Nate Silver Examines Growing Support for Same-Sex Marriage

Jim Burroway

March 27th, 2013

On Tuesday, Nate Silver examined national and state-level polling data on the growing support for marriage equality, and while he’s not yet ready to announce that a majority of Americans support marriage equality — there is still a lot of variation in the polls — he does say that supporters now outnumber opponents nationally:

What’s clearer is the long-term trend. The chart below documents national polls on same-sex marriage since 1996, as according to PollingReport.com. (It excludes polls that offer a three-way choice between same-sex marriage, civil unions, and no legal recognition for gay and lesbian couples, focusing on those that require a binary choice.) The polls are accompanied by a trendline determined through Loess regression to reflect the change in public opinion over time.

Click to enlarge.

In the past, we have sometimes considered the possibility that support for same-sex marriage is increasing at a faster rate than before. The data seems to suggest, however, that the increase in support has been reasonably steady since about 2004.
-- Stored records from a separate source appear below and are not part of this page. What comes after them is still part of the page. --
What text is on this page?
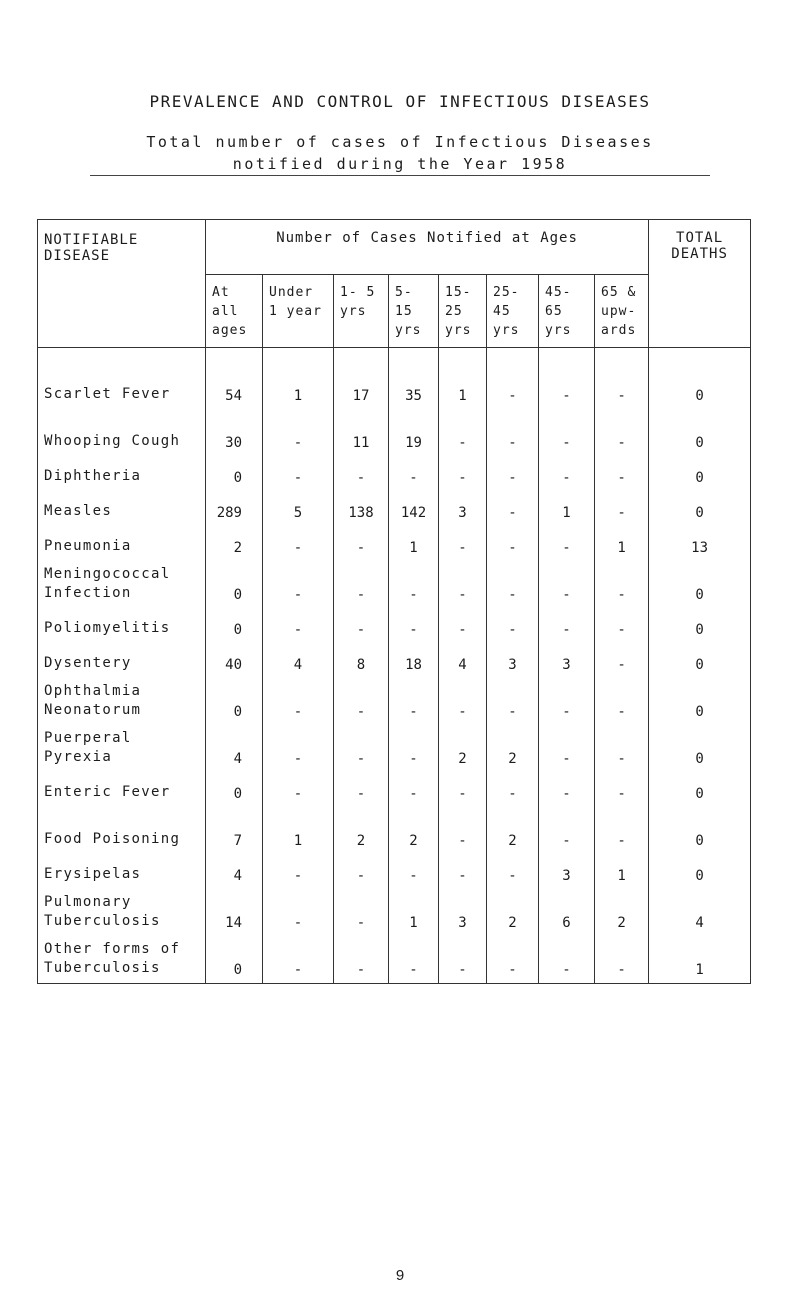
PREVALENCE AND CONTROL OF INFECTIOUS DISEASES
Total number of cases of Infectious Diseases
notified during the Year 1958
NOTIFIABLE DISEASE	Number of Cases Notified at Ages								TOTAL DEATHS
	At all ages	Under 1 year	1- 5 yrs	5- 15 yrs	15- 25 yrs	25- 45 yrs	45- 65 yrs	65 & upw- ards	
Scarlet Fever	54	1	17	35	1	-	-	-	0
Whooping Cough	30	-	11	19	-	-	-	-	0
Diphtheria	0	-	-	-	-	-	-	-	0
Measles	289	5	138	142	3	-	1	-	0
Pneumonia	2	-	-	1	-	-	-	1	13
Meningococcal Infection	0	-	-	-	-	-	-	-	0
Poliomyelitis	0	-	-	-	-	-	-	-	0
Dysentery	40	4	8	18	4	3	3	-	0
Ophthalmia Neonatorum	0	-	-	-	-	-	-	-	0
Puerperal Pyrexia	4	-	-	-	2	2	-	-	0
Enteric Fever	0	-	-	-	-	-	-	-	0
Food Poisoning	7	1	2	2	-	2	-	-	0
Erysipelas	4	-	-	-	-	-	3	1	0
Pulmonary Tuberculosis	14	-	-	1	3	2	6	2	4
Other forms of Tuberculosis	0	-	-	-	-	-	-	-	1
9
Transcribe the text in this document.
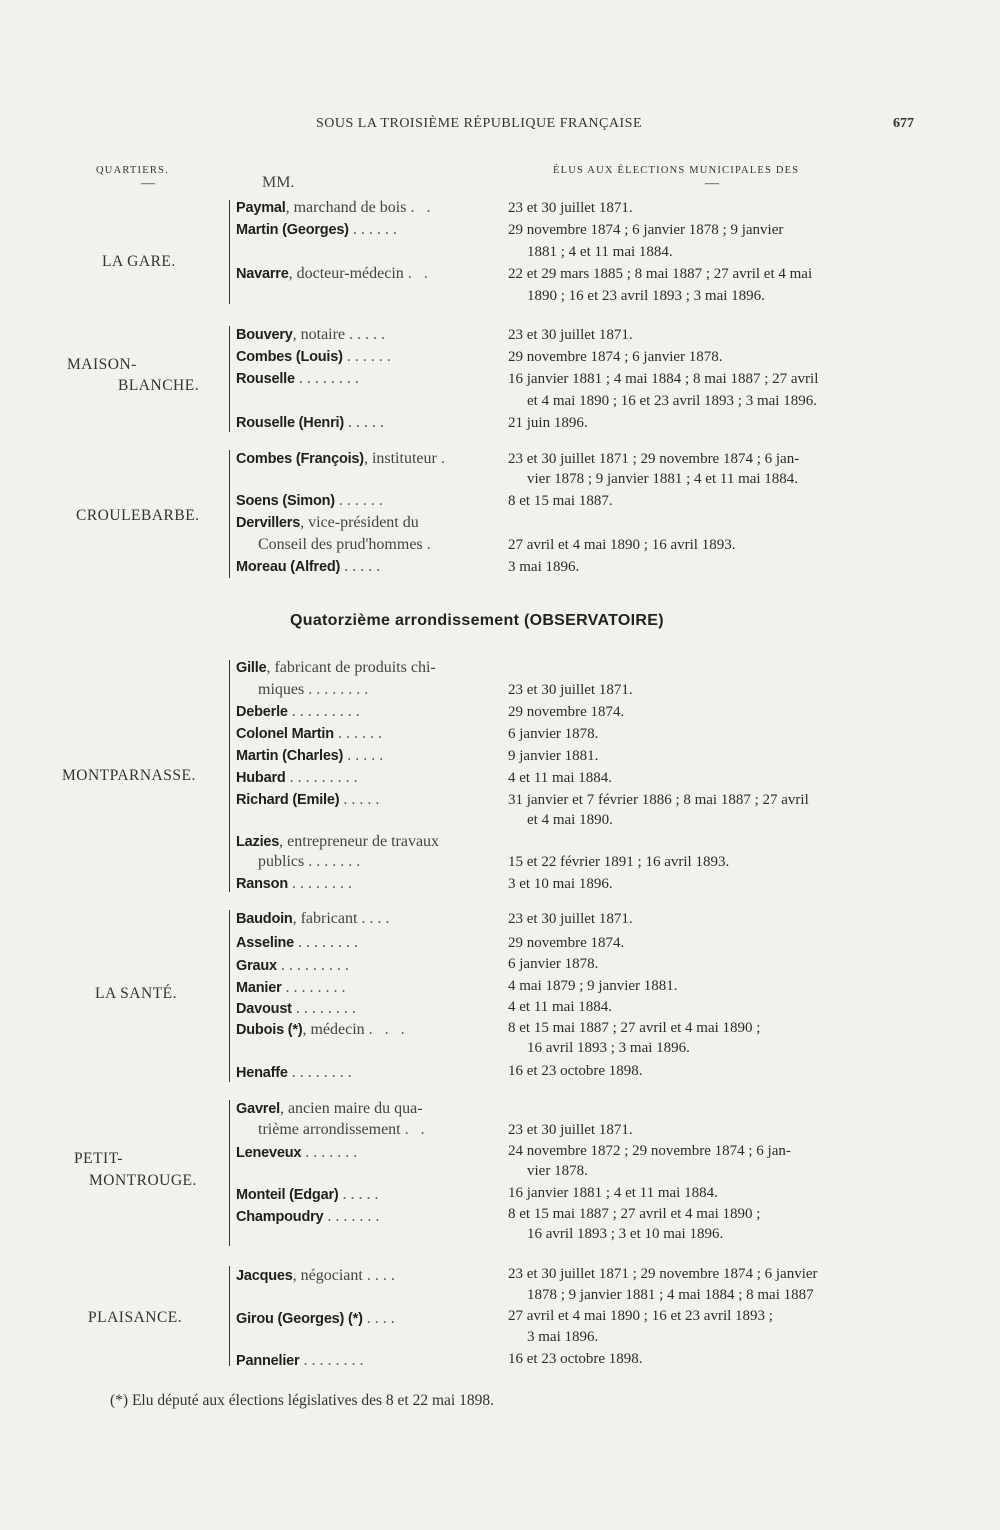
SOUS LA TROISIÈME RÉPUBLIQUE FRANÇAISE	677
QUARTIERS.	ÉLUS AUX ÉLECTIONS MUNICIPALES DES
—	—
MM.
LA GARE.
Paymal, marchand de bois . .	23 et 30 juillet 1871.
Martin (Georges) ......	29 novembre 1874 ; 6 janvier 1878 ; 9 janvier
1881 ; 4 et 11 mai 1884.
Navarre, docteur-médecin . .	22 et 29 mars 1885 ; 8 mai 1887 ; 27 avril et 4 mai
1890 ; 16 et 23 avril 1893 ; 3 mai 1896.
MAISON-
BLANCHE.
Bouvery, notaire .....	23 et 30 juillet 1871.
Combes (Louis) ......	29 novembre 1874 ; 6 janvier 1878.
Rouselle ........	16 janvier 1881 ; 4 mai 1884 ; 8 mai 1887 ; 27 avril
et 4 mai 1890 ; 16 et 23 avril 1893 ; 3 mai 1896.
Rouselle (Henri) .....	21 juin 1896.
CROULEBARBE.
Combes (François), instituteur .	23 et 30 juillet 1871 ; 29 novembre 1874 ; 6 jan-
vier 1878 ; 9 janvier 1881 ; 4 et 11 mai 1884.
Soens (Simon) ......	8 et 15 mai 1887.
Dervillers, vice-président du
Conseil des prud'hommes .	27 avril et 4 mai 1890 ; 16 avril 1893.
Moreau (Alfred) .....	3 mai 1896.
Quatorzième arrondissement (OBSERVATOIRE)
MONTPARNASSE.
Gille, fabricant de produits chi-
miques ........	23 et 30 juillet 1871.
Deberle .........	29 novembre 1874.
Colonel Martin ......	6 janvier 1878.
Martin (Charles) .....	9 janvier 1881.
Hubard .........	4 et 11 mai 1884.
Richard (Emile) .....	31 janvier et 7 février 1886 ; 8 mai 1887 ; 27 avril
et 4 mai 1890.
Lazies, entrepreneur de travaux
publics .......	15 et 22 février 1891 ; 16 avril 1893.
Ranson ........	3 et 10 mai 1896.
LA SANTÉ.
Baudoin, fabricant ....	23 et 30 juillet 1871.
Asseline ........	29 novembre 1874.
Graux .........	6 janvier 1878.
Manier ........	4 mai 1879 ; 9 janvier 1881.
Davoust ........	4 et 11 mai 1884.
Dubois (*), médecin . . .	8 et 15 mai 1887 ; 27 avril et 4 mai 1890 ;
16 avril 1893 ; 3 mai 1896.
Henaffe ........	16 et 23 octobre 1898.
PETIT-
MONTROUGE.
Gavrel, ancien maire du qua-
trième arrondissement . .	23 et 30 juillet 1871.
Leneveux .......	24 novembre 1872 ; 29 novembre 1874 ; 6 jan-
vier 1878.
Monteil (Edgar) .....	16 janvier 1881 ; 4 et 11 mai 1884.
Champoudry .......	8 et 15 mai 1887 ; 27 avril et 4 mai 1890 ;
16 avril 1893 ; 3 et 10 mai 1896.
PLAISANCE.
Jacques, négociant ....	23 et 30 juillet 1871 ; 29 novembre 1874 ; 6 janvier
1878 ; 9 janvier 1881 ; 4 mai 1884 ; 8 mai 1887
Girou (Georges) (*) ....	27 avril et 4 mai 1890 ; 16 et 23 avril 1893 ;
3 mai 1896.
Pannelier ........	16 et 23 octobre 1898.
(*) Elu député aux élections législatives des 8 et 22 mai 1898.
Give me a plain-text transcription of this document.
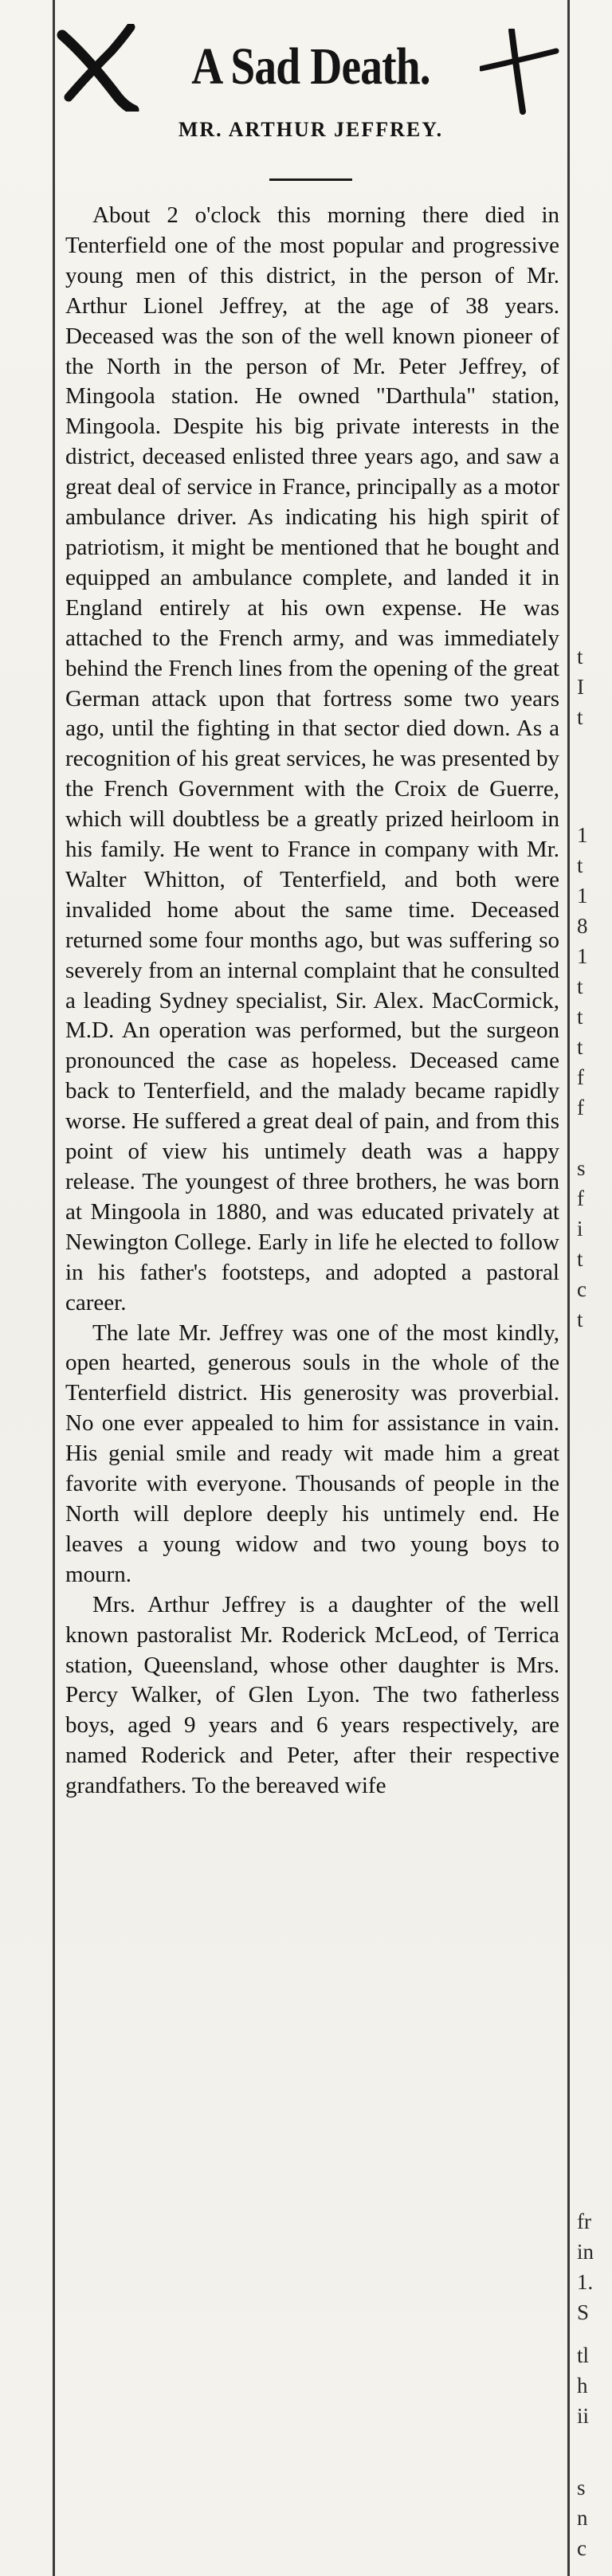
A Sad Death.
MR. ARTHUR JEFFREY.

About 2 o'clock this morning there died in Tenterfield one of the most popular and progressive young men of this district, in the person of Mr. Arthur Lionel Jeffrey, at the age of 38 years. Deceased was the son of the well known pioneer of the North in the person of Mr. Peter Jeffrey, of Mingoola station. He owned "Darthula" station, Mingoola. Despite his big private interests in the district, deceased enlisted three years ago, and saw a great deal of service in France, principally as a motor ambulance driver. As indicating his high spirit of patriotism, it might be mentioned that he bought and equipped an ambulance complete, and landed it in England entirely at his own expense. He was attached to the French army, and was immediately behind the French lines from the opening of the great German attack upon that fortress some two years ago, until the fighting in that sector died down. As a recognition of his great services, he was presented by the French Government with the Croix de Guerre, which will doubtless be a greatly prized heirloom in his family. He went to France in company with Mr. Walter Whitton, of Tenterfield, and both were invalided home about the same time. Deceased returned some four months ago, but was suffering so severely from an internal complaint that he consulted a leading Sydney specialist, Sir. Alex. MacCormick, M.D. An operation was performed, but the surgeon pronounced the case as hopeless. Deceased came back to Tenterfield, and the malady became rapidly worse. He suffered a great deal of pain, and from this point of view his untimely death was a happy release. The youngest of three brothers, he was born at Mingoola in 1880, and was educated privately at Newington College. Early in life he elected to follow in his father's footsteps, and adopted a pastoral career.

The late Mr. Jeffrey was one of the most kindly, open hearted, generous souls in the whole of the Tenterfield district. His generosity was proverbial. No one ever appealed to him for assistance in vain. His genial smile and ready wit made him a great favorite with everyone. Thousands of people in the North will deplore deeply his untimely end. He leaves a young widow and two young boys to mourn.

Mrs. Arthur Jeffrey is a daughter of the well known pastoralist Mr. Roderick McLeod, of Terrica station, Queensland, whose other daughter is Mrs. Percy Walker, of Glen Lyon. The two fatherless boys, aged 9 years and 6 years respectively, are named Roderick and Peter, after their respective grandfathers. To the bereaved wife

t
I
t
1
t
1
8
1
t
t
t
f
f
s
f
i
t
c
t
fr
in
1.
S
tl
h
ii
s
n
c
Silver notes however that the linear increase in support since 2004 nationally does not necessarily mean that support has been increasing steadily in all fifty states:

In 2011, I published a model projecting ballot initiative results for same-sex marriage based on two scenarios: one which assumed a linear increase in support, and the other which assumed an accelerating trend.

In general, the more conservative linear model was closer to the mark in forecasting the 2012 results. It predicted that 48.8 percent of voters would vote in support of same-sex marriage on average among the five states, fairly close to the actual figure of 50.1 percent. By contrast, the accelerated model predicted that 53.6 percent would vote to support same-sex marriage in these states.

…However, the predictions were not especially accurate when looking at individual states. Both versions of the model underestimated same-sex marriage support in Maryland and Minnesota, while both versions overestimated it in Maine, North Carolina and Washington.

But what about future predictions in the states? After all, that’s why we read Nate Silver, isn’t it? Well, here it is. Silver predicts that by 2016, voters in 32 states would approve same-sex marriage legislation, and by 2020, voters in 44 states would do so — including even Texas and Oklahoma. Readers in Rhode Island, Hawaii, New Jersey, Delaware, take heart: there’s no good reason for you guys not having marriage equality soon. Georgia, Louisiana, Alabama, Mississippi: it’s gonna be a while.